Pharmacy management contract given to firm part-owned by board chairman UNIVERSITY OF MARYLAND MEDICAL SYSTEM

February 25, 1993|By Patricia Meisol and Sandy Banisky | Patricia Meisol and Sandy Banisky,Staff Writers

The University of Maryland Medical System awarded a contract to manage its new hospital pharmacy to a company owned in part by Roger C. Lipitz, the chairman of the medical system's board.

Morton I. Rapoport, the system's president and chief executive officer, said yesterday that the contract was competitively bid and that rules governing disclosure of potential conflicts by directors were followed.

Nevertheless, the matter did raise concerns among some board members and was reviewed by the full board last month as required by its disclosure rules, he said. The medical system's policy does not preclude doing business with a company owned by a director.

The contract -- to manage a pharmacy that opened last October -- was awarded six months ago to Hallmark Healthcare, a wholly owned subsidiary of Meridian Health Care Inc., a privately held nursing home company based in Towson. Mr. Lipitz is a director, owner and chairman of the board of Meridian.

Mr. Lipitz said yesterday that he had no involvement in the contract and abstained from even discussing it with Dr. Rapoport. "I excused myself from any involvement or conversation about Meridian's competing for it," Mr. Lipitz said.

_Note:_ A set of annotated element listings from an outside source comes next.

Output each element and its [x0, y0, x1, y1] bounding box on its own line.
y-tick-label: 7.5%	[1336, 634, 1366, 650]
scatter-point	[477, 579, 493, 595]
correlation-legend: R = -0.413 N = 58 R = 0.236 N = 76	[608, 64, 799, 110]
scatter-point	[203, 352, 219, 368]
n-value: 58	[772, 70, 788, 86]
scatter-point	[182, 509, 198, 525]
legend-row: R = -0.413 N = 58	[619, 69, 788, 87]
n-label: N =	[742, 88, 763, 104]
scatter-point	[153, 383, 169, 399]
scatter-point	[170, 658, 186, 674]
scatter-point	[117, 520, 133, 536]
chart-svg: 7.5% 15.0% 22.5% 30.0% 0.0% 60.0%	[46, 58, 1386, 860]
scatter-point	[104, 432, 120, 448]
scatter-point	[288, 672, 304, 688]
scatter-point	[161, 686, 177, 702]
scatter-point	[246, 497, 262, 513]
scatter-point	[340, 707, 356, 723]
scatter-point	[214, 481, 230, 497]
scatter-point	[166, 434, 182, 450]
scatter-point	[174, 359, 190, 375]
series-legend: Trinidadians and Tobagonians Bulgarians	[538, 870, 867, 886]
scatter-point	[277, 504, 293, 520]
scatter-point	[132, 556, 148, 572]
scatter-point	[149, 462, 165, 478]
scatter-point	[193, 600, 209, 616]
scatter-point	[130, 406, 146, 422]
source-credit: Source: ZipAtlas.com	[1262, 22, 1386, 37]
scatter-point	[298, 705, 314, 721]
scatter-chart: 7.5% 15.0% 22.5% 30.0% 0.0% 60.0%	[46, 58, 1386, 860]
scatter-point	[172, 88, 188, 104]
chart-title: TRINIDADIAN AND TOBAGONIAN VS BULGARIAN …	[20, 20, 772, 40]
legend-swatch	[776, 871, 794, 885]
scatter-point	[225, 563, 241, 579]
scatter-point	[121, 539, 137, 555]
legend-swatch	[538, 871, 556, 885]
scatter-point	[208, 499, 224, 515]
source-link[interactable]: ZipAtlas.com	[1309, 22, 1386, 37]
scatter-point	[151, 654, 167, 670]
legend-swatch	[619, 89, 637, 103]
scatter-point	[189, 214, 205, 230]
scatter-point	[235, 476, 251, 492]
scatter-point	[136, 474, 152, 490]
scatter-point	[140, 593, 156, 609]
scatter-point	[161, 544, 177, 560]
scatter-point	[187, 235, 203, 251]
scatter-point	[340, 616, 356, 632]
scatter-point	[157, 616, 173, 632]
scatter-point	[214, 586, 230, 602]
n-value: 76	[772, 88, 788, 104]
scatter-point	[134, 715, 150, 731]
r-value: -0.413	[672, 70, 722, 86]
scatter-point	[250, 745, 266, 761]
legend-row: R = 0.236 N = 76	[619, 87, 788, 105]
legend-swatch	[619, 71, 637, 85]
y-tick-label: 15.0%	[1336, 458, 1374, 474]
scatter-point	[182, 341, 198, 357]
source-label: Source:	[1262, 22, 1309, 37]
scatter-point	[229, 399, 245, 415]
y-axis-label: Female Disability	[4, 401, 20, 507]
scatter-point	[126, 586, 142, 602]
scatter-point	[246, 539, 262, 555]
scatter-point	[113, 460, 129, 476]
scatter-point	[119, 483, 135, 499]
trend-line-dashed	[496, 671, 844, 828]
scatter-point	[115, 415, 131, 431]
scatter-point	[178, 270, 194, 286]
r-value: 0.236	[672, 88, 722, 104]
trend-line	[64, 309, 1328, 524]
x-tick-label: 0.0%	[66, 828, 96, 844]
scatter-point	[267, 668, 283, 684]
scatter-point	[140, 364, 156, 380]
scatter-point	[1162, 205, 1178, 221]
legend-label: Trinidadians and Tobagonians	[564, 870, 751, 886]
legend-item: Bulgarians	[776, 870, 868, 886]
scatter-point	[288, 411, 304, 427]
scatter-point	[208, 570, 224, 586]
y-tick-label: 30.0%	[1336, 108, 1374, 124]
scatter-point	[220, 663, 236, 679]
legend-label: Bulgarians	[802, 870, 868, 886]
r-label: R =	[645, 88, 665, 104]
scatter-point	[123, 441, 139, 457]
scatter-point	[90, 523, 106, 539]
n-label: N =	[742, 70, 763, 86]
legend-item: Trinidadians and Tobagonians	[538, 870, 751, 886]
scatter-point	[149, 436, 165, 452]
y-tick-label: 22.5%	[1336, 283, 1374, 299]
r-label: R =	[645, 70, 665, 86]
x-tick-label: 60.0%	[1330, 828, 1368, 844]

At least two directors, Robert C. Embry Jr., president of the Abell Foundation, and former state lawmaker Francis X. Kelly raised objections. As a result, the contract and how it was awarded were reviewed in detail by the full board, Dr. Rapoport said.

Dr. Rapoport said the hospital decided to get back into the pharmacy business if it could be done profitably, a condition that required a management company to help. The hospital received a call from Hallmark asking to bid, he said.

Stephen C. Schrimpff, executive vice president of the medical system, said that 15 companies were contacted about the proposal, and that two offered bids. Hallmark was selected, he ++ said, because it agreed to assume the risk for the pharmacy and to guarantee the hospital a profit. A previous attempt to run a drugstore in the hospital failed, he said.

He said the arrangement works this way:

The hospital gets to keep the first 20 cents of every dollar in revenue to the pharmacy. Hallmark must pay for university employees' salaries and drugs and supplies from the remaining 80 cents. It keeps anything left over. Hallmark's best-case scenario is that it could earn up to $220,000 a year in profit, Mr. Schrimpff said.

According to Mr. Schrimpff, one Hallmark employee manages the pharmacy; all others are hospital employees.

The medical system operates University Hospital but is a private entity. It became private in 1984, in part to cut through red tape posed by state bidding laws and compete more effectively.

However, officials said the system operates under the same or similar disclosure rules followed by state agencies. The board does not normally review contracts.

Hospital board member and Baltimore Del. Howard P. Rawlings said the contract was "a management decision. The executive committee of the board was notified of it."

"There was concern among some of the board members because of the appearance," he said. "There was nothing inappropriate. It was just the question of appearance. There's still the perception that the university medical system is a public institution."